I know always return false. is it something i missed?

[pmbanugo]

@amirhp there is a difference between role based authorization and claims based authorization. Your application is claims aware. In claims-aware applications, the role is expressed by a role claim type. check this https://msdn.microsoft.com/en-us/library/hh545448(v=vs.110).aspx to see if it clears your misunderstanding.

[brockallen]

Also, when you call IsInRole it's checking for a claim in the claims collection.
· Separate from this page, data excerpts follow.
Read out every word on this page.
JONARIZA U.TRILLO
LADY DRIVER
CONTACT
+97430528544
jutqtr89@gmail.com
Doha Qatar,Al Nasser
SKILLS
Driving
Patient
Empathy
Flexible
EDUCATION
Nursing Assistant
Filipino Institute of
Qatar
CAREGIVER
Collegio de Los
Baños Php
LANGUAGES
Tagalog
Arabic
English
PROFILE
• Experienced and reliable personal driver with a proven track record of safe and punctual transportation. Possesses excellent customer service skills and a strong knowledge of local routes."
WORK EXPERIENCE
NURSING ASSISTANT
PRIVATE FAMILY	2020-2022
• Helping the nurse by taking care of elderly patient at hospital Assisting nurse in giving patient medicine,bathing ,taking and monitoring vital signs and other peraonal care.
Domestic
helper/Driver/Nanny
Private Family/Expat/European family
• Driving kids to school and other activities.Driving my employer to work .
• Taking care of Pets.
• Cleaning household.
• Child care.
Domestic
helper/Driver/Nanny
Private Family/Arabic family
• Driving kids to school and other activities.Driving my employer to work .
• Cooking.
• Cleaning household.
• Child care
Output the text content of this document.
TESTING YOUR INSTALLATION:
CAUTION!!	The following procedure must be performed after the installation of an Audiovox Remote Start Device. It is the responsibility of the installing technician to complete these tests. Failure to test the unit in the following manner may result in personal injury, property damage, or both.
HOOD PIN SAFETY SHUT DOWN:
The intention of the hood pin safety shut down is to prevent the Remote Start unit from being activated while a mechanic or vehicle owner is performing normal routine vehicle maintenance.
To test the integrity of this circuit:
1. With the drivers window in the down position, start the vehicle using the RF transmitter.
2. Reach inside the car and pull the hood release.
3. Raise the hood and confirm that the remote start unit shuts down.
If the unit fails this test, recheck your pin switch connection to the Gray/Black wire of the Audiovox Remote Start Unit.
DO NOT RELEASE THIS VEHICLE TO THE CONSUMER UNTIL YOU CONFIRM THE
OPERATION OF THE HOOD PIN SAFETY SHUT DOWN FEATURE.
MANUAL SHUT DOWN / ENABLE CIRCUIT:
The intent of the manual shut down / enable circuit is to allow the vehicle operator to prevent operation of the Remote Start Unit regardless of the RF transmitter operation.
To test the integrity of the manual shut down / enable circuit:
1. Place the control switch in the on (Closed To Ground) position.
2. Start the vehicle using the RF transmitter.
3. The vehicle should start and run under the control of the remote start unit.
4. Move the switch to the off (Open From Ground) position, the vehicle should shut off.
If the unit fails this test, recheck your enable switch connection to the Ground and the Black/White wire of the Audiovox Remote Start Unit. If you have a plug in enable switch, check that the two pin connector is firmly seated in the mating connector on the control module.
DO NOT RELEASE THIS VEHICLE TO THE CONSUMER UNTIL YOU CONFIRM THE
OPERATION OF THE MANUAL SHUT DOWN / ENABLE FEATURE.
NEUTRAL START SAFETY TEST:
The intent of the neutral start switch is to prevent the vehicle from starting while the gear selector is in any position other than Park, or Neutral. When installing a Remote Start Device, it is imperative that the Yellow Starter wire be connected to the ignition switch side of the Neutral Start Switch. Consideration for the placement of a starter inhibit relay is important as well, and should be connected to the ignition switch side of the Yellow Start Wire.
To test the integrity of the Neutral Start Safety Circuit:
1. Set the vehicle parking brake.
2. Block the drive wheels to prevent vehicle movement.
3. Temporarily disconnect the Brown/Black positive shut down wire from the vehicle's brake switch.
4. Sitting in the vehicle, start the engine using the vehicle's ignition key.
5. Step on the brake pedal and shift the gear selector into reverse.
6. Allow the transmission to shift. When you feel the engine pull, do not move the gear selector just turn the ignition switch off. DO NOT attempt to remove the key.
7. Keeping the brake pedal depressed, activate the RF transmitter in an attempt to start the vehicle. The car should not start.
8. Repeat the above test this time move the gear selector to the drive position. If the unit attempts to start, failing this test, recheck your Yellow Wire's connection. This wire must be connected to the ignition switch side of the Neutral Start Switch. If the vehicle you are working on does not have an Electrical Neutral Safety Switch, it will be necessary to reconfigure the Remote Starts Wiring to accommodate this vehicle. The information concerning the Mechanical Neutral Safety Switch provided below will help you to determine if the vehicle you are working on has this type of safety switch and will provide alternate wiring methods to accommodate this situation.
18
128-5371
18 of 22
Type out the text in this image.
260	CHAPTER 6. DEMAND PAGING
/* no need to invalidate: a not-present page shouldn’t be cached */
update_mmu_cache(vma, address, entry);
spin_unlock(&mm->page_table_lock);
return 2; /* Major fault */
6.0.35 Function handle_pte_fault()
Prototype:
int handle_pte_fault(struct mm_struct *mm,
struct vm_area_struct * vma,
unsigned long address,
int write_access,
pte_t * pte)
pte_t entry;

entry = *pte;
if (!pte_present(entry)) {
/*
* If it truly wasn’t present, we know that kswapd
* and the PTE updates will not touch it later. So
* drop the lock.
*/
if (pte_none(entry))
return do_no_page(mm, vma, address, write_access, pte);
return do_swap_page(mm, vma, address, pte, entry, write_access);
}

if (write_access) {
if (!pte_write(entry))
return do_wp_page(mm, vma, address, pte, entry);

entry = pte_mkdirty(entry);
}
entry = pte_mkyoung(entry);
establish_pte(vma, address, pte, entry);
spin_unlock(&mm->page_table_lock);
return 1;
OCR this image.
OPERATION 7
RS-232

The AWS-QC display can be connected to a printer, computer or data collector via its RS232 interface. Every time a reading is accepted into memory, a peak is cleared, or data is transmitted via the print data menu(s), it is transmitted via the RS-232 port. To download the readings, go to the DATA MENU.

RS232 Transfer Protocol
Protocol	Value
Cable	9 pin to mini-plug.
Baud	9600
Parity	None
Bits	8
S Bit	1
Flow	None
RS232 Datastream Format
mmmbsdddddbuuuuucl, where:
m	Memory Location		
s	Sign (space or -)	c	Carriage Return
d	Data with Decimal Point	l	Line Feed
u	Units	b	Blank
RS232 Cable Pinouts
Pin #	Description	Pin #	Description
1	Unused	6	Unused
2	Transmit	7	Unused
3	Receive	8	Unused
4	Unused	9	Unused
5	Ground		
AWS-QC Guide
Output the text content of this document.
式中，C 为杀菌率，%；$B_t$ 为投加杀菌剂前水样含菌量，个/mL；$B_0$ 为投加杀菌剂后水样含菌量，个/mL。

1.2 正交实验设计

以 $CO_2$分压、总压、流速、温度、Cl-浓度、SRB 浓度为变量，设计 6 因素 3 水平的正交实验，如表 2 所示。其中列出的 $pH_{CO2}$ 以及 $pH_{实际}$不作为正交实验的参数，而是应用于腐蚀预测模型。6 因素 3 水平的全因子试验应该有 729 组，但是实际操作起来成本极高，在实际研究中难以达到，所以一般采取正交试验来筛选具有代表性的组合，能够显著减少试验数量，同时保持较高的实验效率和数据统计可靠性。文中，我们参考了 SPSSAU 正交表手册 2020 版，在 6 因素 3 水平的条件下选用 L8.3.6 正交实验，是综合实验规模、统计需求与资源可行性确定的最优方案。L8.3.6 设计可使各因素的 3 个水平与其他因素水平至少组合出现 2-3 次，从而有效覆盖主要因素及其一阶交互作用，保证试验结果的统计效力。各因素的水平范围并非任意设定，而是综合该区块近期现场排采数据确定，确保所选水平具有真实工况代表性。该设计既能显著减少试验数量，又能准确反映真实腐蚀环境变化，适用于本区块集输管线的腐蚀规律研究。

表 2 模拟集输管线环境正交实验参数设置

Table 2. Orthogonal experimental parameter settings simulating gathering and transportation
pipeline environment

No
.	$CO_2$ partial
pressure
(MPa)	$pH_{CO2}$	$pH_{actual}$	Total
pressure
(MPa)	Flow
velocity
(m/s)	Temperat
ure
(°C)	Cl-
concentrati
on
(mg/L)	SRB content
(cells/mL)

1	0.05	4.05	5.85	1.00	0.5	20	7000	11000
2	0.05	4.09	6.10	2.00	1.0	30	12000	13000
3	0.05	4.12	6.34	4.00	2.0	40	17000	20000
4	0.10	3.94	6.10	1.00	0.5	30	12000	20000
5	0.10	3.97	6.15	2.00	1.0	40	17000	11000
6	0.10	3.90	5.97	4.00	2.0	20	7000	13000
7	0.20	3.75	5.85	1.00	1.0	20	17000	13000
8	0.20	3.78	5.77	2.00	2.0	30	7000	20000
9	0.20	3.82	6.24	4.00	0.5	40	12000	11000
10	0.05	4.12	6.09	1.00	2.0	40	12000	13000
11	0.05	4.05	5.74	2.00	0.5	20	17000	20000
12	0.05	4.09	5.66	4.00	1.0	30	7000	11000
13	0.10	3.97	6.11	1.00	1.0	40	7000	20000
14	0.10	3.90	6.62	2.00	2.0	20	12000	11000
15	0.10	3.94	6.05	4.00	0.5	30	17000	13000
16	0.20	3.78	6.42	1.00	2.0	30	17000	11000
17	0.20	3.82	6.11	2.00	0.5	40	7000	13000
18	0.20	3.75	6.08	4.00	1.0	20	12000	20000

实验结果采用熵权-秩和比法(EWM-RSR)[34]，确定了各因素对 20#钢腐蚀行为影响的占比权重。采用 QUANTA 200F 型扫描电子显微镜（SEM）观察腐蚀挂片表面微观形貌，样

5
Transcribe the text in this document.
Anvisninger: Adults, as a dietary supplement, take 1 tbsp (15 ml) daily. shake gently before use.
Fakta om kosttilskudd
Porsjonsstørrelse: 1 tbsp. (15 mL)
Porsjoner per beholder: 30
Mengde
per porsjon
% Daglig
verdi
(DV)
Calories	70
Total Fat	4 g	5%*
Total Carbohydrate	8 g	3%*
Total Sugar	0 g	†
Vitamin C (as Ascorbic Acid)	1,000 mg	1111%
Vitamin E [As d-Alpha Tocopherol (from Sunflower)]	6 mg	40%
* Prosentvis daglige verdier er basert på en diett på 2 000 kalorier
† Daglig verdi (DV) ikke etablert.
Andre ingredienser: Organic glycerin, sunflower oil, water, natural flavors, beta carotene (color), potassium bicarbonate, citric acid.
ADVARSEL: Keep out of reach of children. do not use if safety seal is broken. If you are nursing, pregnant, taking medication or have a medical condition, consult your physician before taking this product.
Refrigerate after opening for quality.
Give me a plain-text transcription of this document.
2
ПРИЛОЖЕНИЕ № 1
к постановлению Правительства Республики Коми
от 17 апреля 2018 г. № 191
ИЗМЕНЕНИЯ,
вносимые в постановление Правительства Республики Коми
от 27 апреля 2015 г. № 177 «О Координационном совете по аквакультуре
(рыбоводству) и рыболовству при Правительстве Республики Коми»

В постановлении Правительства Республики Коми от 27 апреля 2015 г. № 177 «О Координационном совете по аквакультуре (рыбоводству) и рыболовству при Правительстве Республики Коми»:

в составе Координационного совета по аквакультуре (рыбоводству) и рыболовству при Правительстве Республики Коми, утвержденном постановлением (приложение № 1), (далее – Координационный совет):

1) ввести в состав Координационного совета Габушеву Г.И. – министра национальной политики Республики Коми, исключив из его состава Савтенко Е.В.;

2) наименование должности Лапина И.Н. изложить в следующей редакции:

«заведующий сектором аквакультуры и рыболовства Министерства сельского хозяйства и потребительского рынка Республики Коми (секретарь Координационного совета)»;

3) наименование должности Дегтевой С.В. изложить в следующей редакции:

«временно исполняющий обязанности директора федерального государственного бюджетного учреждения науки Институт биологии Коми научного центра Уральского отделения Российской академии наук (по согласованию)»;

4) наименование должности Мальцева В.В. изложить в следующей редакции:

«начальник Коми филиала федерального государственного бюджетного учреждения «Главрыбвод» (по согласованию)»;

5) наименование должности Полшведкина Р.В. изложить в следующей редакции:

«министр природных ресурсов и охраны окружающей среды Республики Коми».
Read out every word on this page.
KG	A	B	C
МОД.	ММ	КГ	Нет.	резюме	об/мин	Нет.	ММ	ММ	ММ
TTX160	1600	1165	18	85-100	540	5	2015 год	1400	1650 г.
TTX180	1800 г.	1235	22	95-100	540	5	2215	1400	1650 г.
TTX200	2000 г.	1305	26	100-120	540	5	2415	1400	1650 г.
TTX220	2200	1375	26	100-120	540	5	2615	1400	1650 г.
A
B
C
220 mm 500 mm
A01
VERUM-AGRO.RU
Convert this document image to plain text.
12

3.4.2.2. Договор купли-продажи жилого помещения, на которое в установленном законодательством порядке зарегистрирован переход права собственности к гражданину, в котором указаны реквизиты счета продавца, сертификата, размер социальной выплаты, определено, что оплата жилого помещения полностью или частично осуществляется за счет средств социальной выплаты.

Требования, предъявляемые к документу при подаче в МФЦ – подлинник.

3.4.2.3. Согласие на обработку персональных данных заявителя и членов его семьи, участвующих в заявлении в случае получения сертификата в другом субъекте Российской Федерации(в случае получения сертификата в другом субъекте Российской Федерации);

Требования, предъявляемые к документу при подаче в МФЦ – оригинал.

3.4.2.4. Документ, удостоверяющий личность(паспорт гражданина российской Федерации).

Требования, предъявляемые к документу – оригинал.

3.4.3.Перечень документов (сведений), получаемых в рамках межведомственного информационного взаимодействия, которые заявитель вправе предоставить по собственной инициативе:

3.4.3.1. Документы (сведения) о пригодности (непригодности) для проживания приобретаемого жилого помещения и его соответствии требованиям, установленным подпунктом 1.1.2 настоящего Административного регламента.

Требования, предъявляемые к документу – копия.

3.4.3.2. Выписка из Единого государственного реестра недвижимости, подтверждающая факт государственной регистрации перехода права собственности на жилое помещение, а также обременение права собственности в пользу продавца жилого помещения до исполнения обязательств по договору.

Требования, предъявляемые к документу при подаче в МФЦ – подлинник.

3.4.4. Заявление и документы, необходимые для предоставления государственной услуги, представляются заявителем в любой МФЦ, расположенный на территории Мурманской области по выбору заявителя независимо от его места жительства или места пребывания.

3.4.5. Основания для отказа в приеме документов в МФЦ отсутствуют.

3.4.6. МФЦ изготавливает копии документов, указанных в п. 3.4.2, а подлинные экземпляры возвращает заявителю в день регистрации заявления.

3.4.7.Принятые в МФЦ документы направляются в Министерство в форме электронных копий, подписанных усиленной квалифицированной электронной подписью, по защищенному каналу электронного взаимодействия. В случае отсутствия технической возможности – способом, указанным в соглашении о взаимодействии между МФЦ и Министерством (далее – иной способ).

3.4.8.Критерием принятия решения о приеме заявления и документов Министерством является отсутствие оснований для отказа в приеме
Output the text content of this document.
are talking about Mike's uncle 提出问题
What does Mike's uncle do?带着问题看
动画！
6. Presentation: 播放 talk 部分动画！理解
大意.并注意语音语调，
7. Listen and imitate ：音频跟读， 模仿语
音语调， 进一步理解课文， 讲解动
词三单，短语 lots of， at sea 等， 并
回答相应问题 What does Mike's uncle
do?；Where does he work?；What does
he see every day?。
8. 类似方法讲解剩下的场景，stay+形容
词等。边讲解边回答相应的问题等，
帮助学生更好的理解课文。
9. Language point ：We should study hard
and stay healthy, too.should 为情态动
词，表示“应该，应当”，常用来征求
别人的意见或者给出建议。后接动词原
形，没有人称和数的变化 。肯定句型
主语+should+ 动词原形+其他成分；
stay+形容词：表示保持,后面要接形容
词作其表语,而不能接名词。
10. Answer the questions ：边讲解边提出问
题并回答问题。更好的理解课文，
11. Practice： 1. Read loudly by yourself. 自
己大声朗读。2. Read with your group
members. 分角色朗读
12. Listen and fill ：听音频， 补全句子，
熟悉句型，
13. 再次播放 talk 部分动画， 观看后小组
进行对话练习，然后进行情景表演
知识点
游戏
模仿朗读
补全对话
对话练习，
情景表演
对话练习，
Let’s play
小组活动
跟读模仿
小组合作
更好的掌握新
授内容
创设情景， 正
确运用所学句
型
That claim type depends on how the ClaimsIdentity was created.

[amirhp]

the role calim record seems fine so how can i check this claim exist for a user or not?

[brockallen]

How are you creating the ClaimsIdentity -- what are you using to authenticate the user? OWIN cookie authentication or WIF's SAM?

[amirhp]

Im using your groups sample. https://github.com/brockallen/BrockAllen.MembershipReboot/tree/master/samples/Groups

[brockallen]

I don't think the groups samples even does a user login, does it?

[amirhp]

yeah

[amirhp]

It does userAccountService.AuthenticateWithUsernameOrEmail(model.Username, model.Password, out account)

[amirhp]

so it use SamAuthenticationService

[brockallen]

That uses the ClaimTypes.Role claim type for IsInRole. If you're using IdentityManager, then it's adding the role with claim type "role".